Auch Dorit Ewers, die mit einem Punsch an der Schwimmbad-Bar steht, schwört darauf, dass Eisbaden den Körper aufwärmt: „Es fühlt sich an wie nach der Sauna“. Sie geht jede Woche draußen schwimmen. Früher hatte die 57-jährige immer kalte Hände und Füße, „jetzt brauche ich nicht einmal Wollsocken“.

Davon, dass Eisbaden gesund ist, ist Eiskönigin Sigrid Thomas überzeugt. „Das ist wie ein Reset für den Körper“, sagt sie. „Wer nicht krank ist, einen stabilen Kreislauf hat und sich vorher aufwärmt, kann mitmachen“. Sie empfiehlt, sich nach dem Bad statt einer warmen Dusche zu bewegen, um von Innen warm zu werden. Die Idee zur Eisbade-Wette kam der Physiotherapeutin durch ihre Laufgruppe, mit der sie jede Woche nach der Jogging-Runde in den winterlichen Krähenteich springt. „Es ist wie Gassigehen mit dem inneren Schweinehund“, sagt sie.

Nachfolgerin der Eiswette

Die Vorläuferin der Badewette ist die Eiswette, die Thomas 2013 ins Leben gerufen hatte. Dabei konnten die Lübecker tippen, ob der Krähenteich am Stichtag im Januar zugefroren ist. War er eisfrei, ging die Königin im Eiswasser baden. Nur in den ersten beiden Jahren 2013 und 2014 konnten sie und Eiskönig Claus-Peter Lorenzen auf einer Eisschicht 50 Meter weit über den Krähenteich gehen. Die Eisbadewette hat die Eiswette nun abgelöst.
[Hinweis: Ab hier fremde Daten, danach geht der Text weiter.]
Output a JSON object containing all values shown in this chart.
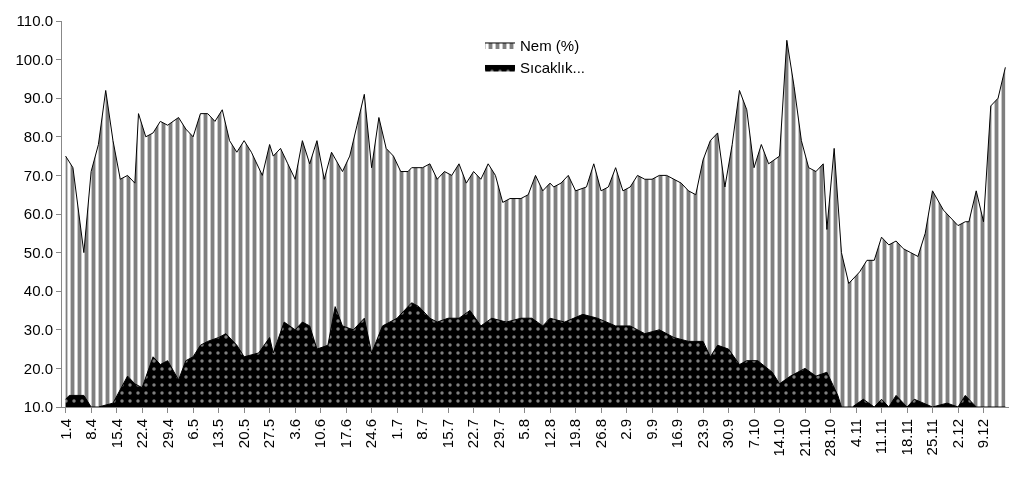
{
  "chart_data": {
    "type": "area",
    "series": [
      {
        "name": "Nem (%)",
        "color": "#000000",
        "x": [
          "--04-01",
          "--04-03",
          "--04-06",
          "--04-08",
          "--04-10",
          "--04-12",
          "--04-14",
          "--04-16",
          "--04-18",
          "--04-20",
          "--04-21",
          "--04-23",
          "--04-25",
          "--04-27",
          "--04-29",
          "--05-02",
          "--05-04",
          "--05-06",
          "--05-08",
          "--05-10",
          "--05-12",
          "--05-14",
          "--05-16",
          "--05-18",
          "--05-20",
          "--05-22",
          "--05-25",
          "--05-27",
          "--05-28",
          "--05-30",
          "--06-01",
          "--06-03",
          "--06-05",
          "--06-07",
          "--06-09",
          "--06-11",
          "--06-13",
          "--06-16",
          "--06-18",
          "--06-20",
          "--06-22",
          "--06-24",
          "--06-26",
          "--06-28",
          "--06-30",
          "--07-02",
          "--07-04",
          "--07-05",
          "--07-08",
          "--07-10",
          "--07-12",
          "--07-14",
          "--07-16",
          "--07-18",
          "--07-20",
          "--07-22",
          "--07-24",
          "--07-26",
          "--07-28",
          "--07-30",
          "--08-01",
          "--08-04",
          "--08-06",
          "--08-08",
          "--08-10",
          "--08-12",
          "--08-13",
          "--08-15",
          "--08-17",
          "--08-19",
          "--08-22",
          "--08-24",
          "--08-26",
          "--08-28",
          "--08-30",
          "--09-01",
          "--09-03",
          "--09-05",
          "--09-07",
          "--09-09",
          "--09-11",
          "--09-13",
          "--09-15",
          "--09-17",
          "--09-19",
          "--09-21",
          "--09-23",
          "--09-25",
          "--09-27",
          "--09-29",
          "--10-01",
          "--10-03",
          "--10-05",
          "--10-07",
          "--10-09",
          "--10-11",
          "--10-14",
          "--10-16",
          "--10-18",
          "--10-20",
          "--10-22",
          "--10-24",
          "--10-26",
          "--10-27",
          "--10-29",
          "--10-31",
          "--11-02",
          "--11-05",
          "--11-07",
          "--11-09",
          "--11-11",
          "--11-13",
          "--11-15",
          "--11-17",
          "--11-19",
          "--11-21",
          "--11-23",
          "--11-25",
          "--11-28",
          "--11-29",
          "--12-02",
          "--12-04",
          "--12-05",
          "--12-07",
          "--12-09",
          "--12-11",
          "--12-13",
          "--12-15"
        ],
        "values": [
          75,
          72,
          50,
          71,
          78,
          92,
          79,
          69,
          70,
          68,
          86,
          80,
          81,
          84,
          83,
          85,
          82,
          80,
          86,
          86,
          84,
          87,
          79,
          76,
          79,
          76,
          70,
          78,
          75,
          77,
          73,
          69,
          79,
          73,
          79,
          69,
          76,
          71,
          75,
          83,
          91,
          72,
          85,
          77,
          75,
          71,
          71,
          72,
          72,
          73,
          69,
          71,
          70,
          73,
          68,
          71,
          69,
          73,
          70,
          63,
          64,
          64,
          65,
          70,
          66,
          68,
          67,
          68,
          70,
          66,
          67,
          73,
          66,
          67,
          72,
          66,
          67,
          70,
          69,
          69,
          70,
          70,
          69,
          68,
          66,
          65,
          74,
          79,
          81,
          67,
          78,
          92,
          87,
          72,
          78,
          73,
          75,
          105,
          93,
          79,
          72,
          71,
          73,
          56,
          77,
          50,
          42,
          45,
          48,
          48,
          54,
          52,
          53,
          51,
          50,
          49,
          55,
          66,
          61,
          60,
          57,
          58,
          58,
          66,
          58,
          88,
          90,
          98
        ]
      },
      {
        "name": "Sıcaklık...",
        "color": "#000000",
        "x": [
          "--04-01",
          "--04-02",
          "--04-06",
          "--04-08",
          "--04-10",
          "--04-14",
          "--04-18",
          "--04-20",
          "--04-22",
          "--04-25",
          "--04-27",
          "--04-29",
          "--05-02",
          "--05-04",
          "--05-06",
          "--05-08",
          "--05-10",
          "--05-13",
          "--05-15",
          "--05-18",
          "--05-20",
          "--05-24",
          "--05-27",
          "--05-28",
          "--05-31",
          "--06-03",
          "--06-05",
          "--06-07",
          "--06-09",
          "--06-12",
          "--06-14",
          "--06-16",
          "--06-19",
          "--06-22",
          "--06-24",
          "--06-27",
          "--07-01",
          "--07-05",
          "--07-07",
          "--07-10",
          "--07-12",
          "--07-15",
          "--07-18",
          "--07-21",
          "--07-24",
          "--07-27",
          "--07-31",
          "--08-04",
          "--08-07",
          "--08-10",
          "--08-12",
          "--08-16",
          "--08-21",
          "--08-25",
          "--08-30",
          "--09-03",
          "--09-07",
          "--09-11",
          "--09-15",
          "--09-19",
          "--09-23",
          "--09-25",
          "--09-27",
          "--09-30",
          "--10-03",
          "--10-05",
          "--10-08",
          "--10-12",
          "--10-14",
          "--10-17",
          "--10-21",
          "--10-24",
          "--10-27",
          "--10-30",
          "--10-31",
          "--11-03",
          "--11-06",
          "--11-09",
          "--11-11",
          "--11-13",
          "--11-15",
          "--11-18",
          "--11-20",
          "--11-25",
          "--11-29",
          "--12-02",
          "--12-04",
          "--12-07",
          "--12-15"
        ],
        "values": [
          12,
          13,
          13,
          10,
          10,
          11,
          18,
          16,
          15,
          23,
          21,
          22,
          17,
          22,
          23,
          26,
          27,
          28,
          29,
          26,
          23,
          24,
          28,
          24,
          32,
          30,
          32,
          31,
          25,
          26,
          36,
          31,
          30,
          33,
          24,
          31,
          33,
          37,
          36,
          33,
          32,
          33,
          33,
          35,
          31,
          33,
          32,
          33,
          33,
          31,
          33,
          32,
          34,
          33,
          31,
          31,
          29,
          30,
          28,
          27,
          27,
          23,
          26,
          25,
          21,
          22,
          22,
          19,
          16,
          18,
          20,
          18,
          19,
          13,
          10,
          10,
          12,
          10,
          12,
          10,
          13,
          10,
          12,
          10,
          11,
          10,
          13,
          10,
          10
        ]
      }
    ],
    "xlim": [
      "--03-31",
      "--12-16"
    ],
    "xticks": [
      {
        "value": "--04-01",
        "label": "1.4"
      },
      {
        "value": "--04-08",
        "label": "8.4"
      },
      {
        "value": "--04-15",
        "label": "15.4"
      },
      {
        "value": "--04-22",
        "label": "22.4"
      },
      {
        "value": "--04-29",
        "label": "29.4"
      },
      {
        "value": "--05-06",
        "label": "6.5"
      },
      {
        "value": "--05-13",
        "label": "13.5"
      },
      {
        "value": "--05-20",
        "label": "20.5"
      },
      {
        "value": "--05-27",
        "label": "27.5"
      },
      {
        "value": "--06-03",
        "label": "3.6"
      },
      {
        "value": "--06-10",
        "label": "10.6"
      },
      {
        "value": "--06-17",
        "label": "17.6"
      },
      {
        "value": "--06-24",
        "label": "24.6"
      },
      {
        "value": "--07-01",
        "label": "1.7"
      },
      {
        "value": "--07-08",
        "label": "8.7"
      },
      {
        "value": "--07-15",
        "label": "15.7"
      },
      {
        "value": "--07-22",
        "label": "22.7"
      },
      {
        "value": "--07-29",
        "label": "29.7"
      },
      {
        "value": "--08-05",
        "label": "5.8"
      },
      {
        "value": "--08-12",
        "label": "12.8"
      },
      {
        "value": "--08-19",
        "label": "19.8"
      },
      {
        "value": "--08-26",
        "label": "26.8"
      },
      {
        "value": "--09-02",
        "label": "2.9"
      },
      {
        "value": "--09-09",
        "label": "9.9"
      },
      {
        "value": "--09-16",
        "label": "16.9"
      },
      {
        "value": "--09-23",
        "label": "23.9"
      },
      {
        "value": "--09-30",
        "label": "30.9"
      },
      {
        "value": "--10-07",
        "label": "7.10"
      },
      {
        "value": "--10-14",
        "label": "14.10"
      },
      {
        "value": "--10-21",
        "label": "21.10"
      },
      {
        "value": "--10-28",
        "label": "28.10"
      },
      {
        "value": "--11-04",
        "label": "4.11"
      },
      {
        "value": "--11-11",
        "label": "11.11"
      },
      {
        "value": "--11-18",
        "label": "18.11"
      },
      {
        "value": "--11-25",
        "label": "25.11"
      },
      {
        "value": "--12-02",
        "label": "2.12"
      },
      {
        "value": "--12-09",
        "label": "9.12"
      }
    ],
    "ylim": [
      10,
      110
    ],
    "yticks": [
      {
        "value": 10,
        "label": "10.0"
      },
      {
        "value": 20,
        "label": "20.0"
      },
      {
        "value": 30,
        "label": "30.0"
      },
      {
        "value": 40,
        "label": "40.0"
      },
      {
        "value": 50,
        "label": "50.0"
      },
      {
        "value": 60,
        "label": "60.0"
      },
      {
        "value": 70,
        "label": "70.0"
      },
      {
        "value": 80,
        "label": "80.0"
      },
      {
        "value": 90,
        "label": "90.0"
      },
      {
        "value": 100,
        "label": "100.0"
      },
      {
        "value": 110,
        "label": "110.0"
      }
    ],
    "legend": "top"
  }
}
„Zeremonienmeister“ Jörg Zimmermann moderiert die Veranstaltung in Zylinder und Lodenmantel und freut sich über den erfolgreichen Start. Der zweite Vorsitzende des Altstadtbad-Fördervereins „hatte keine Ahnung, ob überhaupt jemand kommen wird“. Einige der 69 Wett-Teilnehmer waren da optimistischer: Dass 47 Mutige sich ins Wasser trauen würden, wurde einmal korrekt getippt, andere Schätzungen waren fast richtig. Als Preise gab es Präsentkörbe, Manufaktur-Schokolade sowie Gutscheine für zwei Restaurants und Thai-Massagen. Unter den Eisschwimmern wurde eine Übernachtung im „Hotel an der Marienkirche“ verlost.

Sieben Sanitäter des DRK Priwall hielten sich für Notfälle bereit und verarzteten kleine Eis-Schnittwunden. Sie hatten zwei Hunde im Einsatz, die bei Gerlinde Rothfeld eine Ausbildung als Wasserrettungshunde absolvieren. „Ich bin die einzige Trainerin dafür in Norddeutschland“, sagt Rothfeld. „Die Hunde lernen, Menschen und sogar Boote aus dem Wasser zu ziehen“. Ehrensache, dass Hündin Diana und ihr Kollege auch Eisbaden gegangen sind.